Gorgeous red and purple handmade glass bead necklace by Julie Frahm

So, you would think that at my age, life would be pretty even-keeled, and while certainly not boring, I would like to think that things were pretty smooth sailing.

And then something happens that makes you feel like you are back in high school again (oh dear, NOT again), and you start wondering….about everything…what is wrong with me, what is wrong with them….and why now?  When I was already feeling pretty down and out, why did they have to choose this week to smash me into a million pieces?

So, that happened this week!  I’ll spare you the details.

But I still got to make some beautiful jewellery, and this is just one of the necklaces that I have to show for it.  I’ll show some more over the next couple of days.

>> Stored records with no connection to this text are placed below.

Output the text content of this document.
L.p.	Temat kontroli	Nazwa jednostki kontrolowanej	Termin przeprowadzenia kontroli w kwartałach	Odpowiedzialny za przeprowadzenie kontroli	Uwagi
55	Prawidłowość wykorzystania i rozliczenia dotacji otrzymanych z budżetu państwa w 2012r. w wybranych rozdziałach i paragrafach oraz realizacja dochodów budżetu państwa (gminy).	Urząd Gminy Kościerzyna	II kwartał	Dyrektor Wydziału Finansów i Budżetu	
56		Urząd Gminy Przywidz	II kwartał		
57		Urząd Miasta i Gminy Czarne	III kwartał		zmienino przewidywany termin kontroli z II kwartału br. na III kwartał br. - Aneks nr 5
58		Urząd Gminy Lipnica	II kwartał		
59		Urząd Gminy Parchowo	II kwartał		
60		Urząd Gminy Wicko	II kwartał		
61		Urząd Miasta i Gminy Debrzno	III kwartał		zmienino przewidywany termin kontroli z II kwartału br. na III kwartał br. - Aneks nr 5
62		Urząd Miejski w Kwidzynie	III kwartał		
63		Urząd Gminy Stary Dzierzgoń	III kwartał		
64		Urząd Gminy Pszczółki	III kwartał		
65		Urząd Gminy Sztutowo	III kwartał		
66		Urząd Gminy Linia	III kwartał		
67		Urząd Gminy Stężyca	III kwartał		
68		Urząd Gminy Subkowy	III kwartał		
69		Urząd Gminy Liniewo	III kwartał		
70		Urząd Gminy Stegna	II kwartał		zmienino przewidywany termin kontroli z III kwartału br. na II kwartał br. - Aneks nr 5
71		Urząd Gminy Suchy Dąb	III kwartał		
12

Anyway, Saturday marked 2 years since my older brother passed away, and I find myself crying about that just as easily today as I did that day, and I’m not sure if that is normal, but I think it’s OK.  And it was so nice to hear from his friends, letting me know they are also still thinking about him.  He certainly made an impact.

Even knowing that life can be short, I have found it really hard to bounce back this week.  I am looking forward to returning to my usual cheery self, but for now, I think I will let myself feel this, and then I’ll move on.  The Supremes sang “You can’t hurry love,” and I am pretty sure you can’t hurry grieving either.